Inference to use provider resource id to register and validate (#428)

This PR changes the way model id gets translated to the final model name that gets passed through the provider. Major changes include: 1) Providers are responsible for registering an object and as part of the registration returning the object with the correct provider specific name of the model provider_resource_id 2) To help with the common look ups different names a new ModelLookup class is created. Tested all inference providers including together, fireworks, vllm, ollama, meta reference and bedrock
2025-06-27 18:50:41 +00:00 · 2024-11-12 20:02:00 -08:00 · 2024-11-12 20:02:00 -08:00 · fdff24e77a
commit fdff24e77a
parent e51107e019
21 changed files with 460 additions and 290 deletions
--- a/llama_stack/providers/inline/inference/meta_reference/generation.py
+++ b/llama_stack/providers/inline/inference/meta_reference/generation.py
@ -86,6 +86,7 @@ class Llama:
            and loads the pre-trained model and tokenizer.
        """
        model = resolve_model(config.model)
+        llama_model = model.core_model_id.value

        if not torch.distributed.is_initialized():
            torch.distributed.init_process_group("nccl")
@ -186,13 +187,20 @@ class Llama:
            model.load_state_dict(state_dict, strict=False)
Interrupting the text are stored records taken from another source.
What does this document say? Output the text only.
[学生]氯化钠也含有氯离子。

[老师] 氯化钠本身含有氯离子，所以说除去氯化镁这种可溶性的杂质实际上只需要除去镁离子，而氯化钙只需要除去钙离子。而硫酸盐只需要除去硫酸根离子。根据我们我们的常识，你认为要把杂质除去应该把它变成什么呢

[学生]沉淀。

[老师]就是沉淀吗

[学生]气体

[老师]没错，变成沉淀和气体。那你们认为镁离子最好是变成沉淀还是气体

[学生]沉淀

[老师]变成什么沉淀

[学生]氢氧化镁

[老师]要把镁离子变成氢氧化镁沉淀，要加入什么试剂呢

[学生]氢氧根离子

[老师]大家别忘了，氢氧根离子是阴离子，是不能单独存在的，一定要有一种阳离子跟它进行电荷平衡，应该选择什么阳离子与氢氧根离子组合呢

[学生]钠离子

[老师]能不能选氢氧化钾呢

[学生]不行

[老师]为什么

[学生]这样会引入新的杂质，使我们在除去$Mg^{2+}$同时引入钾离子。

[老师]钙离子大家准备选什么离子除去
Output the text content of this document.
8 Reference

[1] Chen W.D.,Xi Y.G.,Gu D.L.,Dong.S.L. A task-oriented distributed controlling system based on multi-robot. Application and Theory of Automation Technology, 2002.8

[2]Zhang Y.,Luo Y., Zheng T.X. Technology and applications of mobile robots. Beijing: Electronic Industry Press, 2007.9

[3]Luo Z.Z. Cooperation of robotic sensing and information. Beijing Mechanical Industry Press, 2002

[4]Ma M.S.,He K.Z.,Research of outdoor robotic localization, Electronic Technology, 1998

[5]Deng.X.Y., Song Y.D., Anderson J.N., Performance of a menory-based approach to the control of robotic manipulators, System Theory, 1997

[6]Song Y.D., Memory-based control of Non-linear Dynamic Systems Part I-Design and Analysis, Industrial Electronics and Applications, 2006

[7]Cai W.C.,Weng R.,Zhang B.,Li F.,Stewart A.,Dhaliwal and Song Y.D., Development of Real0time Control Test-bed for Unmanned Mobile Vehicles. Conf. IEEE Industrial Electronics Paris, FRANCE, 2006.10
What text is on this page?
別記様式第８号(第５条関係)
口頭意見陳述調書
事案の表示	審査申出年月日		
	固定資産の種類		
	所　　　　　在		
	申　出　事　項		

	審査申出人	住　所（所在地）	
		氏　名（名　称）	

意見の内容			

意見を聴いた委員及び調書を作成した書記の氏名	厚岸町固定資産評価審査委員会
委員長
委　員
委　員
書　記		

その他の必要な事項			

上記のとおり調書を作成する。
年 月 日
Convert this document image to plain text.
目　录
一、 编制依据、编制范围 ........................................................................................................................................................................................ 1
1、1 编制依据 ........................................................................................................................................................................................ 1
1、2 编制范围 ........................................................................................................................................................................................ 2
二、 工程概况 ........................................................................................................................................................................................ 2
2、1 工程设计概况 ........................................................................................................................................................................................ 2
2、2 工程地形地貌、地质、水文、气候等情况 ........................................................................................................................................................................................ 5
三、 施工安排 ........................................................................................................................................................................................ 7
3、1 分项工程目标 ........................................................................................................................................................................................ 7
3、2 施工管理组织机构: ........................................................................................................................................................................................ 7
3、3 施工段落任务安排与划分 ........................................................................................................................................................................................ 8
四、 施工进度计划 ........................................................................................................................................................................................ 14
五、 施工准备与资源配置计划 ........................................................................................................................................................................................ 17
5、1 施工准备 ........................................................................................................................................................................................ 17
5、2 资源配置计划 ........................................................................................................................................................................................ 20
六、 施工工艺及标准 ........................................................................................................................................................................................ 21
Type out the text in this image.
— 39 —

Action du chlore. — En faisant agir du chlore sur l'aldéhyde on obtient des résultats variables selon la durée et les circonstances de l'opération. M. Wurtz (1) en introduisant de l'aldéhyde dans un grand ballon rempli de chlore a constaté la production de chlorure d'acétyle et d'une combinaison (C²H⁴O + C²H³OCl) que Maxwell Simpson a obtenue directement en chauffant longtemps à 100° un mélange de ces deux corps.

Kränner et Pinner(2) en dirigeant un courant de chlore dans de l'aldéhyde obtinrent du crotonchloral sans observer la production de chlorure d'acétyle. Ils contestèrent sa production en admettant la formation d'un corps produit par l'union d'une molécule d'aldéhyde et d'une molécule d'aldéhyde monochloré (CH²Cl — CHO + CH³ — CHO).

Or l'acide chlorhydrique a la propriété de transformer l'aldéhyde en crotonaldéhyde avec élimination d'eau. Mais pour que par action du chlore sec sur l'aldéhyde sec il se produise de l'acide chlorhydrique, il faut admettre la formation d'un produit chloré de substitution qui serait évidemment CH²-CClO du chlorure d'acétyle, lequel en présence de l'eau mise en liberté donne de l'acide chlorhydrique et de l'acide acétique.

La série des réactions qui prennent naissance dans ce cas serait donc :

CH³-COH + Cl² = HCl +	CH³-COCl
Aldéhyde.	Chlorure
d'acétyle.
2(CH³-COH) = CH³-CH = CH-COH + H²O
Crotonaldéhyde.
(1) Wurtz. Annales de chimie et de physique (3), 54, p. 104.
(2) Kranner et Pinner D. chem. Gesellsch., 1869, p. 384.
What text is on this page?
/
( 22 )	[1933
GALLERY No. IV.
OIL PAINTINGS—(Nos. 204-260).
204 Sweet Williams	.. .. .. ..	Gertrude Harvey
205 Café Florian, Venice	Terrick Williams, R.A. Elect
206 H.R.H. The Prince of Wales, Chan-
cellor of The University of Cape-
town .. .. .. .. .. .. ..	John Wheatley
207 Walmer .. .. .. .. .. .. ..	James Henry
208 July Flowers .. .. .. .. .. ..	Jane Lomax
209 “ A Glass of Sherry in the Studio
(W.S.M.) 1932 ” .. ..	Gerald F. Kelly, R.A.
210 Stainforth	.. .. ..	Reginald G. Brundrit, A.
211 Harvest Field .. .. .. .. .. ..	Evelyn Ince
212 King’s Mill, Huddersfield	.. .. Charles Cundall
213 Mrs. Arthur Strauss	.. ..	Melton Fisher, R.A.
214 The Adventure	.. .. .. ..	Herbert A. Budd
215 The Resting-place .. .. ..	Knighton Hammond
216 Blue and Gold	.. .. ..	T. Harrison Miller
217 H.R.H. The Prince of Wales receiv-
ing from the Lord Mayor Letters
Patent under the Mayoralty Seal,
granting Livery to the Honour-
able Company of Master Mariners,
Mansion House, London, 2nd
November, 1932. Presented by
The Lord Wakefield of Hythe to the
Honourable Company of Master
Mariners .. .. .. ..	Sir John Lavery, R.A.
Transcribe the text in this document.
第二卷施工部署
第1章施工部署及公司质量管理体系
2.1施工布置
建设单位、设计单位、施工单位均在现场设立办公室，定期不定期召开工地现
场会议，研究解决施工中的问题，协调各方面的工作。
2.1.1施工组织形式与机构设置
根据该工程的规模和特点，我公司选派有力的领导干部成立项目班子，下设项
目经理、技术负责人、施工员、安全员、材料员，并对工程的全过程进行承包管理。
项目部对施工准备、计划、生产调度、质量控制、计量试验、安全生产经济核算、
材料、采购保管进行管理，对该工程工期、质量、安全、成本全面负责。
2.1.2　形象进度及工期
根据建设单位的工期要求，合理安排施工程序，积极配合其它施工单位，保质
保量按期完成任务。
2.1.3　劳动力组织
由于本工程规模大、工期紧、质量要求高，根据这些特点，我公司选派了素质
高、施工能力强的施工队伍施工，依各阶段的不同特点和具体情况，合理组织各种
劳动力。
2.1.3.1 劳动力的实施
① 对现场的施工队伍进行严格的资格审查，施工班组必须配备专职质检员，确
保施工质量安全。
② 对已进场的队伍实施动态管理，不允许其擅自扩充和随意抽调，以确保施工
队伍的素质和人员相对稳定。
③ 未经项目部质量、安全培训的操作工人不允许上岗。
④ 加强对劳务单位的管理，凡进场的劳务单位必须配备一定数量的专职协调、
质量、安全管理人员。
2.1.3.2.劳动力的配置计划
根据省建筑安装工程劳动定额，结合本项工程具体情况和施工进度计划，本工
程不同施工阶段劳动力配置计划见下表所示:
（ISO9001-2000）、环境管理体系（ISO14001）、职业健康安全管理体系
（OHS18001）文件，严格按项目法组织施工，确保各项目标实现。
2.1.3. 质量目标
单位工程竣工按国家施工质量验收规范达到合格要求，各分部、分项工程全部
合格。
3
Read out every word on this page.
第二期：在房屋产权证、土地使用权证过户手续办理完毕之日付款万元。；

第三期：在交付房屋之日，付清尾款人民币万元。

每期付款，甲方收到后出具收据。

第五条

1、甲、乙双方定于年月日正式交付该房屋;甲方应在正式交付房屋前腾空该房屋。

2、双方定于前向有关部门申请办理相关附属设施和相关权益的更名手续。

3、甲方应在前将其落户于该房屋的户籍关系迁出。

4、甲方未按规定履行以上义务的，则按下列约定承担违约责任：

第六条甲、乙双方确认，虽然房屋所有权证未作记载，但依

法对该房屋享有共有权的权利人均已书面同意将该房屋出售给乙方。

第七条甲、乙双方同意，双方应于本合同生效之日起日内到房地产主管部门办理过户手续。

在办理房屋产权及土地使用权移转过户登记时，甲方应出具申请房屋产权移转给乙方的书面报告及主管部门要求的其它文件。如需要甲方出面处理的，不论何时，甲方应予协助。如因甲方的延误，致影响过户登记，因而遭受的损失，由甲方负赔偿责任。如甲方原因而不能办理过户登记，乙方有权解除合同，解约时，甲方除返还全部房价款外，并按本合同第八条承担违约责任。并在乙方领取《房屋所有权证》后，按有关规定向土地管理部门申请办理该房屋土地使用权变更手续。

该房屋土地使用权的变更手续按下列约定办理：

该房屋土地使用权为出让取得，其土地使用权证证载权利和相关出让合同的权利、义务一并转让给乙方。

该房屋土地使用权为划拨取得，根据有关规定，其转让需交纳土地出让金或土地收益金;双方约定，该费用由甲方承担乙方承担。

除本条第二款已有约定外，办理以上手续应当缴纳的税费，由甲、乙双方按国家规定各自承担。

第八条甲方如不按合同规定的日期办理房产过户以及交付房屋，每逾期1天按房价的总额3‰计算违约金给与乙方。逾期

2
        print(f"Loaded in {time.time() - start_time:.2f} seconds")
-        return Llama(model, tokenizer, model_args)
+        return Llama(model, tokenizer, model_args, llama_model)

-    def __init__(self, model: Transformer, tokenizer: Tokenizer, args: ModelArgs):
+    def __init__(
+        self,
+        model: Transformer,
+        tokenizer: Tokenizer,
+        args: ModelArgs,
+        llama_model: str,
+    ):
        self.args = args
        self.model = model
        self.tokenizer = tokenizer
        self.formatter = ChatFormat(tokenizer)
+        self.llama_model = llama_model

    @torch.inference_mode()
    def generate(
@ -369,7 +377,7 @@ class Llama:
        self,
        request: ChatCompletionRequest,
    ) -> Generator:
-        messages = chat_completion_request_to_messages(request)
+        messages = chat_completion_request_to_messages(request, self.llama_model)

        sampling_params = request.sampling_params
        max_gen_len = sampling_params.max_tokens